In the light of KISS bass player Gene Simmons’ recent comments on depression, I’m so glad I didn’t pick him for my T-shirt icon.
For those of you who might not have read his statements to SongFacts.com, here they are:
Drug addicts and alcoholics are always, “The world is a harsh place.” My mother was in a concentration camp in Nazi Germany. I don’t want to hear fuck all about “the world as a harsh place.” She gets up every day, smells the roses and loves life. And for a putz, 20-year-old kid to say, “I’m depressed, I live in Seattle.” Fuck you, then kill yourself.
I never understand, because I always call them on their bluff. I’m the guy who says “Jump!” when there’s a guy on top of a building who says, “That’s it, I can’t take it anymore, I’m going to jump.” Are you kidding? Why are you announcing it? Shut the fuck up, have some dignity and jump! You’ve got the crowd.
Huh. How blithe. How dismissive.
Here’s the thing, though, Gene: People are listening to you. And they might take your advice.
In 1985, two young men made a suicide pact, smoked weed and drank beer and killed themselves. Metal band Judas Priest was sued, along the record label that released their albums, CBS. The families of the young men alleged that Judas Priest’s music contained subliminal messages encouraging listeners to kill themselves.
And let’s not forget Ozzy Osbourne, whose “Suicide Solution” was blamed for three suicides around the country.
Breaking laws, knocking doors
But there’s no one at home
Made your bed, rest your head
But you lie there and moan
Where to hide, suicide is the only way out
Don’t you know what it’s really about
Wine is fine, but whiskey’s quicker
Suicide is slow with liqueur
Take a bottle, drown your sorrows
Then it floods away tomorrows
The lawsuits against Osbourne’s record label, also CBS, were also dismissed.
I might be wrong, and I have admittedly not listened to a ton of Judas Priest or Ozzy Osbourne, but I do not think that either of these bands directly told anyone to off themselves. Yet their music was blamed. I’m sure this has something to do with the social climate of the time, when parental warning labels were slapped on every album you wanted, when song lyrics were blamed for people’s desire to die.
In 2014, in the wake of the suicide death of a beloved actor, we have a metal musician bypassing the song format and directly telling people, depressed people, to kill themselves. And that they lack dignity.

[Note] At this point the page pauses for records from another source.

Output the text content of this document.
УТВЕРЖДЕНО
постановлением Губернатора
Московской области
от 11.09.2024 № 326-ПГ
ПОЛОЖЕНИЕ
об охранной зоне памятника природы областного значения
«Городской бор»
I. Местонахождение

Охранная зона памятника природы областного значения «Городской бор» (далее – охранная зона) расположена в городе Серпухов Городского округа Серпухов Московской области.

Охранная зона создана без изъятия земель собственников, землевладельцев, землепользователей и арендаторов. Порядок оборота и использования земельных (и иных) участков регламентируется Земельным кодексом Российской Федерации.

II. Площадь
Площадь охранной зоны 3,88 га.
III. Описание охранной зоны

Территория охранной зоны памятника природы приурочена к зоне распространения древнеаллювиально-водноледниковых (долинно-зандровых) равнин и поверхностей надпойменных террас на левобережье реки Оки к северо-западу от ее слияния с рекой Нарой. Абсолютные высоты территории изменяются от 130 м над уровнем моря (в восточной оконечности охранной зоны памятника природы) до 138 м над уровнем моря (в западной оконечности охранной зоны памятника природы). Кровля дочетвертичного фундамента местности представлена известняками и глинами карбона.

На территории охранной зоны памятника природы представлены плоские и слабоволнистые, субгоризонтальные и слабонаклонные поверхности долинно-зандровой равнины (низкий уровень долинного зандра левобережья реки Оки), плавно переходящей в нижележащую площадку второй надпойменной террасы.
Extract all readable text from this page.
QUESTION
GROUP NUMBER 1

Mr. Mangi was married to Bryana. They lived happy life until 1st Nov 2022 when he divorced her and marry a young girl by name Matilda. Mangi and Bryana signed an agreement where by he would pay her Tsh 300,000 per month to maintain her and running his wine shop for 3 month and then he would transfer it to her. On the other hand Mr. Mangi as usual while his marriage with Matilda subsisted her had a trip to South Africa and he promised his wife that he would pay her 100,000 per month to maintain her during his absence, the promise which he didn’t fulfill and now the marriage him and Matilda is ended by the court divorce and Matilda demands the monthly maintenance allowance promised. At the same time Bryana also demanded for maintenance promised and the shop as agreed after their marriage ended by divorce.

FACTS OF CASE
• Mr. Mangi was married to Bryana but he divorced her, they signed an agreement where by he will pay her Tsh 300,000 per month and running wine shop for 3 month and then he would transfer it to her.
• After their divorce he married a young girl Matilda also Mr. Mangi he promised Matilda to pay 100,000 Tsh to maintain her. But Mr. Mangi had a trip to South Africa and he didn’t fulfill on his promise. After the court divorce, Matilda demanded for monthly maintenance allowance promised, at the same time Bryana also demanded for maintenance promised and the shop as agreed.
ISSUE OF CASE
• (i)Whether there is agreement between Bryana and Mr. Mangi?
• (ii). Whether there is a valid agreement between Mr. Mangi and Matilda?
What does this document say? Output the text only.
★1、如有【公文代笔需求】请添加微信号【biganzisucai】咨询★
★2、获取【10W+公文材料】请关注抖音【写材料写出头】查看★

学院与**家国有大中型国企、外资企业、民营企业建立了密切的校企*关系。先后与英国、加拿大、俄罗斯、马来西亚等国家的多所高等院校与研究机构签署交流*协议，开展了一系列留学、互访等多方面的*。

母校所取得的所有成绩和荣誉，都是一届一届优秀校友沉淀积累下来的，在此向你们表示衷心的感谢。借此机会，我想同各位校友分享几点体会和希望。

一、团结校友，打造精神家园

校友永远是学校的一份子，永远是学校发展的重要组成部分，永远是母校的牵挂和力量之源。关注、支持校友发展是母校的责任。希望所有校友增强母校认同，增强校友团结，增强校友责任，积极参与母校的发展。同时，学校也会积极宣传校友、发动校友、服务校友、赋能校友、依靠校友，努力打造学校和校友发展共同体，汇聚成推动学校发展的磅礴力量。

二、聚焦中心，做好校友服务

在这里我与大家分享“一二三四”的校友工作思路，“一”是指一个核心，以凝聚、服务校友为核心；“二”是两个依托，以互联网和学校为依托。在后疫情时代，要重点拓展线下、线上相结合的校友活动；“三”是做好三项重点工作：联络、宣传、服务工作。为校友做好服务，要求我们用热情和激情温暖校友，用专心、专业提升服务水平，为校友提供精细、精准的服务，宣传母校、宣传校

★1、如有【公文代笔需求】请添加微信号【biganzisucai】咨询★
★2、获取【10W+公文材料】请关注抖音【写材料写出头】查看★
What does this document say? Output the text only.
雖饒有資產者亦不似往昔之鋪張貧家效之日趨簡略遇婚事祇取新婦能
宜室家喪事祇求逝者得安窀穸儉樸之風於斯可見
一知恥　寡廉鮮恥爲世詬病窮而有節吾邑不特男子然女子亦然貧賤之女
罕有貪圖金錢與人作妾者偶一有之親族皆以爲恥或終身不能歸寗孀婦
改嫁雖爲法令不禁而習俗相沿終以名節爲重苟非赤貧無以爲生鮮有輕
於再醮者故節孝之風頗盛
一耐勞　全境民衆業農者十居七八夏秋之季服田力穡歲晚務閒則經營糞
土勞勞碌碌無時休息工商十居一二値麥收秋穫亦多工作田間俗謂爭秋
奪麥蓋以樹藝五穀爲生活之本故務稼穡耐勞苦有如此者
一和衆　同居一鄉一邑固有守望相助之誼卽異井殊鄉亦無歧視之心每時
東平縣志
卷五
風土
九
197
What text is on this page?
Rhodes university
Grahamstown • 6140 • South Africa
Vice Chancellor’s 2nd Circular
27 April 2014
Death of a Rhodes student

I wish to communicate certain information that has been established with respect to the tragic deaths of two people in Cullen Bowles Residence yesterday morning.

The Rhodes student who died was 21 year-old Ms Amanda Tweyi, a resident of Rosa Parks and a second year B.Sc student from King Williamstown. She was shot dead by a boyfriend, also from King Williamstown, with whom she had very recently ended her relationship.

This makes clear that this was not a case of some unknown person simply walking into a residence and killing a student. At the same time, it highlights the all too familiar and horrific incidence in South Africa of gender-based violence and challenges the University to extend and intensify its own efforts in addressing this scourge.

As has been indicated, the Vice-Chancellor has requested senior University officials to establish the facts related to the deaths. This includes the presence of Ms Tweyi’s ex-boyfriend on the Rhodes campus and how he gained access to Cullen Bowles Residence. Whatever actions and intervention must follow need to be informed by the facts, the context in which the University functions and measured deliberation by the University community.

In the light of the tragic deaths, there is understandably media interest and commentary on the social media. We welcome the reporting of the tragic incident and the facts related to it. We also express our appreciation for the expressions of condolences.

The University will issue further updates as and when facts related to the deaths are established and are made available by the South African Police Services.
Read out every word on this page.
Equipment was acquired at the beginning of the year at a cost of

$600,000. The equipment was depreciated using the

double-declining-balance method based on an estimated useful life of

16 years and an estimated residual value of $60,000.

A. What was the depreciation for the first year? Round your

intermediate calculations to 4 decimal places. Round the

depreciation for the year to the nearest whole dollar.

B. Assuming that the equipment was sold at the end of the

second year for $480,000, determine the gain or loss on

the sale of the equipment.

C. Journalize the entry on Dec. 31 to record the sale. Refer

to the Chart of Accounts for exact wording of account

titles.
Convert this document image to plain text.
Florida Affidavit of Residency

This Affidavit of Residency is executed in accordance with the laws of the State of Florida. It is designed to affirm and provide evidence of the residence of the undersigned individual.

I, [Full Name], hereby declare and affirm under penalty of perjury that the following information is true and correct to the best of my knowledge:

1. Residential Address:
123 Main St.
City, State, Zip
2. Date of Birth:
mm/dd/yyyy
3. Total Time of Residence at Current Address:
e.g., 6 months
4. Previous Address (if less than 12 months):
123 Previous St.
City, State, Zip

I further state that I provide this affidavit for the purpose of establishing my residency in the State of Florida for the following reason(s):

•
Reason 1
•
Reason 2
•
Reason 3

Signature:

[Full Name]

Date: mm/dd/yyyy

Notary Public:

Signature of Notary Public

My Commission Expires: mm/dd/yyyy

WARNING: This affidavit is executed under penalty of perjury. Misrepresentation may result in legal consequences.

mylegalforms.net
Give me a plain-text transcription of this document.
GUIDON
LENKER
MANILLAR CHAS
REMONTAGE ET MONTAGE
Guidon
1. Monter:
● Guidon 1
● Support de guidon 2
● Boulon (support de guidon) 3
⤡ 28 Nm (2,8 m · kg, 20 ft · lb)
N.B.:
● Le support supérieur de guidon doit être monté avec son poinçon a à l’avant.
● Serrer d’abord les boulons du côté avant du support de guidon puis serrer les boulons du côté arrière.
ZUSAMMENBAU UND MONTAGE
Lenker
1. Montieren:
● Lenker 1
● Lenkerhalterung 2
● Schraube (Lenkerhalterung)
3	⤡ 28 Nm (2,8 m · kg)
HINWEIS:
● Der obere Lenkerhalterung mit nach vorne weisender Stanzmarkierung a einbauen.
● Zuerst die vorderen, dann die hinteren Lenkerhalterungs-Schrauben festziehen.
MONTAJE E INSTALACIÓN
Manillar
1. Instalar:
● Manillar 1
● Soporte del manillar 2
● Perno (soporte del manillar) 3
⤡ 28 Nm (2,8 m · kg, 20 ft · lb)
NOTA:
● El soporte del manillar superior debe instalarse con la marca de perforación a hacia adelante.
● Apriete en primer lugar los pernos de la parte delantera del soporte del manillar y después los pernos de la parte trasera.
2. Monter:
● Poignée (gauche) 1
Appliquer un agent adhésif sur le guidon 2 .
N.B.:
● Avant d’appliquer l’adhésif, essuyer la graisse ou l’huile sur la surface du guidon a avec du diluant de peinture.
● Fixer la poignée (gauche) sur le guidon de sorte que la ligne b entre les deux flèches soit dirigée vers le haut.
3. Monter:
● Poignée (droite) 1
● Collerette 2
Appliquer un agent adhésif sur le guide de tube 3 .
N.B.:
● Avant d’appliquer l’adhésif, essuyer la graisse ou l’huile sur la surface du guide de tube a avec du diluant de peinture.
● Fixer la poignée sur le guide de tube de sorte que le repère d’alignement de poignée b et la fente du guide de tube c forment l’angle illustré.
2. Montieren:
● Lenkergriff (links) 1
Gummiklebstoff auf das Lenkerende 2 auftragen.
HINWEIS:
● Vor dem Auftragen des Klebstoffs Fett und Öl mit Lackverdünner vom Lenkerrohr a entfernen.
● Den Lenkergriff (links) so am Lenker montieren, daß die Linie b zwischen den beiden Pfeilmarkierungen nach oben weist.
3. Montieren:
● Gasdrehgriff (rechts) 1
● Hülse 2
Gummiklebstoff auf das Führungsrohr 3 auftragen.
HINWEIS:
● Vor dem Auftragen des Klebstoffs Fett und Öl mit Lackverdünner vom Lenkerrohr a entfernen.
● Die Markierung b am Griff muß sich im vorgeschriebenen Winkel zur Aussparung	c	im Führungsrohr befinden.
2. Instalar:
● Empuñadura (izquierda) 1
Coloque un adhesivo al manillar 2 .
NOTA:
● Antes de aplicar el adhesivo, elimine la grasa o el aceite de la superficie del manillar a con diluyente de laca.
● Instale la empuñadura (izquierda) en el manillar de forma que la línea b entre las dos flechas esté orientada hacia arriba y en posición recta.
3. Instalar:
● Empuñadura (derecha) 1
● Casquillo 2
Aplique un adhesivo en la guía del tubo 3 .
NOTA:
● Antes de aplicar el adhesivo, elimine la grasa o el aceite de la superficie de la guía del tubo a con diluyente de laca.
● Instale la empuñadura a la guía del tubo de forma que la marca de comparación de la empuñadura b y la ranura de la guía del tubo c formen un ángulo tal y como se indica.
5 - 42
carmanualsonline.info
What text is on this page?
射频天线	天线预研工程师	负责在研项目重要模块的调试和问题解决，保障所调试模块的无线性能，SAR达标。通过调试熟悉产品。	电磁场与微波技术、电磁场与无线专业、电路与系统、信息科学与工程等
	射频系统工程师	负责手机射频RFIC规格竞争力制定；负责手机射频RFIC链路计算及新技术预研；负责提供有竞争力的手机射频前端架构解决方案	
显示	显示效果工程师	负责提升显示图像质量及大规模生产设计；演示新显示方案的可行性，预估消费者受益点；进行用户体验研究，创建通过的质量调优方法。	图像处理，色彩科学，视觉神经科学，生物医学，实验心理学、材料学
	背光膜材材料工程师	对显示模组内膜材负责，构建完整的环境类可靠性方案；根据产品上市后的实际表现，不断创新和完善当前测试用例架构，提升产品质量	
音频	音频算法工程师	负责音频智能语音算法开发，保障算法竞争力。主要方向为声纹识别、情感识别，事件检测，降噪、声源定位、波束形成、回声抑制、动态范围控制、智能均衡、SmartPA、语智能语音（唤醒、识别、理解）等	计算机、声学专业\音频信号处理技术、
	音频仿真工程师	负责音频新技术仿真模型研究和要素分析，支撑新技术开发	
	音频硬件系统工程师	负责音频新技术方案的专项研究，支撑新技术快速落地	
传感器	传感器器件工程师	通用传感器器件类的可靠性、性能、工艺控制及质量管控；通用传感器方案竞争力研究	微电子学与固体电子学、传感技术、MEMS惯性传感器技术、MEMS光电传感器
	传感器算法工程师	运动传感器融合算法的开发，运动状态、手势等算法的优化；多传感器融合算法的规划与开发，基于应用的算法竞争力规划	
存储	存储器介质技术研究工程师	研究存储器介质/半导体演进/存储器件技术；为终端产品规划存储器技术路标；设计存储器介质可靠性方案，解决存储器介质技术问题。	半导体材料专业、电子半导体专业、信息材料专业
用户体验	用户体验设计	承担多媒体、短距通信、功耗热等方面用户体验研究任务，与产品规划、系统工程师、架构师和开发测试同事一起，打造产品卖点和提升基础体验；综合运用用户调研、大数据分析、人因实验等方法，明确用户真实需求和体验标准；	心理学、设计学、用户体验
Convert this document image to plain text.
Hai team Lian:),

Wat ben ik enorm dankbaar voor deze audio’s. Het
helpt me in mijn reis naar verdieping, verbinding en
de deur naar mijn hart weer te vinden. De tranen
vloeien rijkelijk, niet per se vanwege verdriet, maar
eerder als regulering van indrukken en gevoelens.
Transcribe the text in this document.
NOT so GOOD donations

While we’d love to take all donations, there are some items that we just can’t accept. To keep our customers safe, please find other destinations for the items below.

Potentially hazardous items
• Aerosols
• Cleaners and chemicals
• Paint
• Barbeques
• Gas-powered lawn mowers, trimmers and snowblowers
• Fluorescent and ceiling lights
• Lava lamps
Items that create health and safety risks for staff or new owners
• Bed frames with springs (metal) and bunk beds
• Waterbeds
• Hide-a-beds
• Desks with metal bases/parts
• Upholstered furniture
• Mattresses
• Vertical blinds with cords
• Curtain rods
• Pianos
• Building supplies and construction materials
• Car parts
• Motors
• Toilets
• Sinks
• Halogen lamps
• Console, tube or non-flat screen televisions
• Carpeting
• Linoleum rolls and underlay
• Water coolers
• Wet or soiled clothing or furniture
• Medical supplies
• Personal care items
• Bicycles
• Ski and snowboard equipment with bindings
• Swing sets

Gene has backpedaled, but the comments are out there. I hope no one takes him up on his comments. Because, Gene, people are listening. They are listening to your music and they are listening to your comments. And maybe some of them are vulnerable enough to take you at your word.
In the U.S. in 2011, 28,103 white males committed suicide — more than three times the amount of white women (7,672); more than black men (1,828) and black women (413).
I have never been to a KISS show, but there’s a tour coming up and all the of people I know heading to the show are lily white men.
You will never read this, Gene Simmons, but let me tell you: You are blaming the victims of depression for their own illness. And you are urging your demographic — one which is already proven itself quite willing to take the plunge into the abyss — to kill themselves.
If bands such as Judas Priest or singers such as Ozzy Osbourne could be blamed for suicides because of their songs, what do we say to another metal musician who now, some 30 years later, could not be clearer or more cruel in his message about depression and suicide?
Gene, how will you feel when someone pulls the trigger in your name?